The "Indian" character of modern hindi drama
neo-sanskritic, pro-Western naturalistic, or nativistic dramas?
This essay deals with the notion of "Indian" character of naturalistic Hindi drama, as revealed in the plays of Mohan Rakeś (1925–1972), Bhuvaneśvar (1912–1957), and Upendranath Aśk (1910–1996) who wrote in the wake of Western theater and who were opposed to the influential theatrical school of Prasad (1889–1937). It reflects on the Indian character of Hindi drama by raising the question: what is Indian tradition? Does it comprise only Western (British), or Brahmanic (Sanskritic), or indigenous (folk) elements and influences, or is it informed by all of them simultaneously?

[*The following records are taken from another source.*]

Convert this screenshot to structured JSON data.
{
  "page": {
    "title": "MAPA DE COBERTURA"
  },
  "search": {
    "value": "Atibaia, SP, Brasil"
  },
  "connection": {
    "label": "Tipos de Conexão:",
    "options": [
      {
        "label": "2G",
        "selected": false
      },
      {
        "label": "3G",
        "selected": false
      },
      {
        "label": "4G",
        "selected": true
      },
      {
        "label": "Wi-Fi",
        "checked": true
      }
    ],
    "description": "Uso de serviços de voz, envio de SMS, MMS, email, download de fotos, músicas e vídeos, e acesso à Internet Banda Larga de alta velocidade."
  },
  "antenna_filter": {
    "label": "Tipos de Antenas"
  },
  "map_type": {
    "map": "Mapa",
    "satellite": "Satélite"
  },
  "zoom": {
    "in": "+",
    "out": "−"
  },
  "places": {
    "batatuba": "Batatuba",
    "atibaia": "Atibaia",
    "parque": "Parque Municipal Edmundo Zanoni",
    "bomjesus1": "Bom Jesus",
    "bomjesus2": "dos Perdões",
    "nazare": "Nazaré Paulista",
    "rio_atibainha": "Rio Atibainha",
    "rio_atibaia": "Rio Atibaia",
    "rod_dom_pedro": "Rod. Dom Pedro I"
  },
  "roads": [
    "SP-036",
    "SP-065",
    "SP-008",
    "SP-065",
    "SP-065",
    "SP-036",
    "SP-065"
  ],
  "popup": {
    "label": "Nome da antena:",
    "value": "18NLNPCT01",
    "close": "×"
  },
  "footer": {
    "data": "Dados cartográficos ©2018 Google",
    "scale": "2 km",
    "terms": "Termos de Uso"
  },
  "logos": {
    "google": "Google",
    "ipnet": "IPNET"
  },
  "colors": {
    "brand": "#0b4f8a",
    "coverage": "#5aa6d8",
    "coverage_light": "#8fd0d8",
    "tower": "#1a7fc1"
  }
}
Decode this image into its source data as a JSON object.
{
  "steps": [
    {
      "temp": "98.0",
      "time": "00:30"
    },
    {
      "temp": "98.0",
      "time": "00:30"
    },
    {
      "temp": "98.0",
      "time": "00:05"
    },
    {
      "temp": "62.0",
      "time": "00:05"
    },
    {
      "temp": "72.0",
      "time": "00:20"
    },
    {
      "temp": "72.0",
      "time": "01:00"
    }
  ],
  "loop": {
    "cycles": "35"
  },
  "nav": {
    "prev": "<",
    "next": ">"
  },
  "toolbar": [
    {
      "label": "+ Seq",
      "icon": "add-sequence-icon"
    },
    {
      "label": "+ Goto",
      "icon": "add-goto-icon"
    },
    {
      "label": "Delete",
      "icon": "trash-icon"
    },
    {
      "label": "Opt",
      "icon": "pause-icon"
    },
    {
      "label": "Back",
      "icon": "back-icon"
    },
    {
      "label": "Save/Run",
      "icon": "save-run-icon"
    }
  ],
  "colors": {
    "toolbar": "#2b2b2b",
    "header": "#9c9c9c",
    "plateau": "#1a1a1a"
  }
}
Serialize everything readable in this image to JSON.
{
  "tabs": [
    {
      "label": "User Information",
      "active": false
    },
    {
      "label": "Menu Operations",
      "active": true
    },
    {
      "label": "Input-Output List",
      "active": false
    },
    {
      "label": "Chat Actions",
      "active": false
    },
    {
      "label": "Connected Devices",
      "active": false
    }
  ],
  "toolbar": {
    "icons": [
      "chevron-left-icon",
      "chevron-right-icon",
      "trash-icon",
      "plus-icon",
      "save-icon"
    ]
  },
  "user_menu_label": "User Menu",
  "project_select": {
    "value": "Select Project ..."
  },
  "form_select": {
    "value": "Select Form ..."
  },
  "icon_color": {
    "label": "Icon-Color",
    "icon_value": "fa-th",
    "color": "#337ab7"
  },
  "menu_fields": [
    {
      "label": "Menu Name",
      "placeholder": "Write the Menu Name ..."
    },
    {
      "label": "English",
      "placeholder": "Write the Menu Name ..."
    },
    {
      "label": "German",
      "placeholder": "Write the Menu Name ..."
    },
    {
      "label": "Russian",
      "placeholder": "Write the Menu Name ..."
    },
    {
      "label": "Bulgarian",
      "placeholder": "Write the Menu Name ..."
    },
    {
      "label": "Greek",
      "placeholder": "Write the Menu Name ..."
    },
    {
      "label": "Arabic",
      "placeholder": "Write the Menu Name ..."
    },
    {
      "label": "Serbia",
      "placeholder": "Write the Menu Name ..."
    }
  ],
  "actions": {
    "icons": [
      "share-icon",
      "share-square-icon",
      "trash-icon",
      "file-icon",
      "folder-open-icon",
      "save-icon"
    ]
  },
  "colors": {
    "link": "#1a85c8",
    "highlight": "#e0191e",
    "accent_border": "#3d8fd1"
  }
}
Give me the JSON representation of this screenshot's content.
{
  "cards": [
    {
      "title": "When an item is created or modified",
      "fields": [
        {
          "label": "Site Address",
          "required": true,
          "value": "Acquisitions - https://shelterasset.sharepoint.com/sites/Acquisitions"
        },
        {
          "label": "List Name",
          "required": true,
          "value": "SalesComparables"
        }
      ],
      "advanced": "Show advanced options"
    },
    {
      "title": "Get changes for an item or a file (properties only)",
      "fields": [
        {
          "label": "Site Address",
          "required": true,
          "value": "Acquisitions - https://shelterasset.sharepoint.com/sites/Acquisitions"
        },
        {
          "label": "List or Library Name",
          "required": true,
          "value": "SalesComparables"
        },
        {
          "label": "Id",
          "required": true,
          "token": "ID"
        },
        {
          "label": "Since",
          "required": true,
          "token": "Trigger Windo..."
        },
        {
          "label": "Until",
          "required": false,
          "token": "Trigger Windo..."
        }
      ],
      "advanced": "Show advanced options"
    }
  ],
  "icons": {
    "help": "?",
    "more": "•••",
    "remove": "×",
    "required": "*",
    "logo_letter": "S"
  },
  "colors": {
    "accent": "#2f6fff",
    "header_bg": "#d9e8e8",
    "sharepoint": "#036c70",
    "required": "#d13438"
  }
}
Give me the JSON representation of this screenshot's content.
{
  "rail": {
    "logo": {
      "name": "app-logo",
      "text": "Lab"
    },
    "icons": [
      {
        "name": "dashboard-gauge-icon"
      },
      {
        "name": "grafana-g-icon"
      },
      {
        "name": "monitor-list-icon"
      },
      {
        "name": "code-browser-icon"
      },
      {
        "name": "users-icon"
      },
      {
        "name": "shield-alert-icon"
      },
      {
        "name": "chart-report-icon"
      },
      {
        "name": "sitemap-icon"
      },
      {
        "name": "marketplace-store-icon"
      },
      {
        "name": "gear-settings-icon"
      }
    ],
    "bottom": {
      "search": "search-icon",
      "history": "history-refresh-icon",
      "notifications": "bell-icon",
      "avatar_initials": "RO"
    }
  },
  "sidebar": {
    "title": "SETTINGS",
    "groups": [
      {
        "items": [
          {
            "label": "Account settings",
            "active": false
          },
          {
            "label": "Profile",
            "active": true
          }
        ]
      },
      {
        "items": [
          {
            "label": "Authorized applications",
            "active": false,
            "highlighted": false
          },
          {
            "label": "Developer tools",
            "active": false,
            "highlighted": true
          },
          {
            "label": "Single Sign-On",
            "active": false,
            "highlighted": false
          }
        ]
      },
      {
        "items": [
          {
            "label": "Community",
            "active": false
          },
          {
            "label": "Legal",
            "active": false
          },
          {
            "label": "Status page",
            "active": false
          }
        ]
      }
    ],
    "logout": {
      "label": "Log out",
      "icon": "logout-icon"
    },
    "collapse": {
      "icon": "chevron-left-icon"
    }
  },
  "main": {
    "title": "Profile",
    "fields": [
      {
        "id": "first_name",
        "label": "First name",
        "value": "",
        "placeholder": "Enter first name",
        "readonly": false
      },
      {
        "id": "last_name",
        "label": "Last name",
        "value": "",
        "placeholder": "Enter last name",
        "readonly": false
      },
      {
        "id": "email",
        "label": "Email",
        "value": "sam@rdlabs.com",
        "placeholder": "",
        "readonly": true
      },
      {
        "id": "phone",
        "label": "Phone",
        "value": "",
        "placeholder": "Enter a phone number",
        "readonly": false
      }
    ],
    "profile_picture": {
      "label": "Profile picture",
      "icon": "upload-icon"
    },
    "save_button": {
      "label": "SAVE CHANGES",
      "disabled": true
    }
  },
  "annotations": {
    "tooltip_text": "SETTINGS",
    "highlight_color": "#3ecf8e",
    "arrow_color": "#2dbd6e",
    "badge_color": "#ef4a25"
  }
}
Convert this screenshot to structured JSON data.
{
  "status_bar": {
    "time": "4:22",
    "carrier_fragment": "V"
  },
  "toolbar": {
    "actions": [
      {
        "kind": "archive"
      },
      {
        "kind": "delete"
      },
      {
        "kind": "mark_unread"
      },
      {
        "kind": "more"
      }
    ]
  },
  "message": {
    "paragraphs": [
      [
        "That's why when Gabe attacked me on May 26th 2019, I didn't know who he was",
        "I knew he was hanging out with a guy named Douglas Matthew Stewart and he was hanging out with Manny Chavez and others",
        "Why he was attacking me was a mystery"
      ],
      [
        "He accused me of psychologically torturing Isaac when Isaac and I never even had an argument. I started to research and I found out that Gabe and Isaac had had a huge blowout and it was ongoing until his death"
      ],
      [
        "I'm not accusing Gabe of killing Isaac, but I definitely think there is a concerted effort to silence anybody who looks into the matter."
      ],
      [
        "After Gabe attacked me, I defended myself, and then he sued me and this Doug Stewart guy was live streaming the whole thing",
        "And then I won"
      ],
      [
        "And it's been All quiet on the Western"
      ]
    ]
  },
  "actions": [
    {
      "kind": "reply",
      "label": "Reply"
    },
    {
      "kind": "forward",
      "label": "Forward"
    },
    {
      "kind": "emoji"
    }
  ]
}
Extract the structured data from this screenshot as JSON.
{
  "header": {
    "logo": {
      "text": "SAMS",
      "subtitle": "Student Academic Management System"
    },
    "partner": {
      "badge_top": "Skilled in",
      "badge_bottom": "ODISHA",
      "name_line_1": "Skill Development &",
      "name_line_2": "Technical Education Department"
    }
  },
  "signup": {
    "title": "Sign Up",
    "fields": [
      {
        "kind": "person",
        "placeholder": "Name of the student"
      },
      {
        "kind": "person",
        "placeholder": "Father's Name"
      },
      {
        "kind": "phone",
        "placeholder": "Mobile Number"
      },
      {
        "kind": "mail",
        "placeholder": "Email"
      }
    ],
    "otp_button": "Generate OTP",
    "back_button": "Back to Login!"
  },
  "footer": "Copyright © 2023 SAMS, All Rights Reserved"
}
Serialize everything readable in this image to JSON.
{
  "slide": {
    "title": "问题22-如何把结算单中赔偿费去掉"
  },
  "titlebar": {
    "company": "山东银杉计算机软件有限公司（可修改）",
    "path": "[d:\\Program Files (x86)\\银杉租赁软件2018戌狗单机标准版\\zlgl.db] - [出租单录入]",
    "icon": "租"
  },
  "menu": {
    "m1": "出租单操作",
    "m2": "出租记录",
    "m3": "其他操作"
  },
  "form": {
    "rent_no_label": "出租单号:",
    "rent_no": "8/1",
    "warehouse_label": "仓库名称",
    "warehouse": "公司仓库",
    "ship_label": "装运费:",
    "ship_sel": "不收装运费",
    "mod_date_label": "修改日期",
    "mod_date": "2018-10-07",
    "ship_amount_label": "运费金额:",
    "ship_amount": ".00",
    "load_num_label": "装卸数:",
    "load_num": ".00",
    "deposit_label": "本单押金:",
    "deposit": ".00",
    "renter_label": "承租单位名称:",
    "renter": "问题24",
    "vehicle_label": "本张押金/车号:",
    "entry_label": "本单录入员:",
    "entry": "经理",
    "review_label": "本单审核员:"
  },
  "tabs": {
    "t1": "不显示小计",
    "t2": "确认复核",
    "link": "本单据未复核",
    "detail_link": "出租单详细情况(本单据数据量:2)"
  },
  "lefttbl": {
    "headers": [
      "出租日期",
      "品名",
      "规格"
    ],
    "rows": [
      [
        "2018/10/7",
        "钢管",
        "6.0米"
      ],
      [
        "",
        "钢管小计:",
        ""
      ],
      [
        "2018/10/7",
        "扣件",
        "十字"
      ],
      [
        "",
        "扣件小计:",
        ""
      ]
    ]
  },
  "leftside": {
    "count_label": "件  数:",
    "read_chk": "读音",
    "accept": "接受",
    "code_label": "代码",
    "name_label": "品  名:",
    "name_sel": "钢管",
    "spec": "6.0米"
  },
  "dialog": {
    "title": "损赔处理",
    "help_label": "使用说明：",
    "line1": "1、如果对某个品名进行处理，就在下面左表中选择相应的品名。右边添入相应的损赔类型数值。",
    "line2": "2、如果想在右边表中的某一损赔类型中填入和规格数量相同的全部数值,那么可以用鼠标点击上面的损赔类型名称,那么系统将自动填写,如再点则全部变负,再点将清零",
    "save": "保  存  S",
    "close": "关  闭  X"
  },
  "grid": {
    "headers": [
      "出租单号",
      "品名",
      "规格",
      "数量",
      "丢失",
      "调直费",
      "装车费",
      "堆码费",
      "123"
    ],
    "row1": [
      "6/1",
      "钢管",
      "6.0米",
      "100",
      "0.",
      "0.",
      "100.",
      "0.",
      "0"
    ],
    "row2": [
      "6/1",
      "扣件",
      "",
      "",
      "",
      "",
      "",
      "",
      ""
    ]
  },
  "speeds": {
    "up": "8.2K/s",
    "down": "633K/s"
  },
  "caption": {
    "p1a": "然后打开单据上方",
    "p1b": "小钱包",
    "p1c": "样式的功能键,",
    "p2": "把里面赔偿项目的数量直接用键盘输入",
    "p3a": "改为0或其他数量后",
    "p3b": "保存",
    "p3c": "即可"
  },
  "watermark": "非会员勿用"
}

Does the fact that naturalistic Hindi drama is meant for the proscenium theater, which came from abroad, mean that its character is "non-Indian"? How is the issue of ideology related to the concept of "Indian" character of modern Hindi drama and to the making of its canon?
Dimitrova, D. (2006)., The "Indian" character of modern hindi drama: neo-sanskritic, pro-Western naturalistic, or nativistic dramas?, in W. Ortiz Gaye & C. A. B. Joseph (eds.), Theology and literature, Basingstoke, Palgrave Macmillan, pp. 173-183.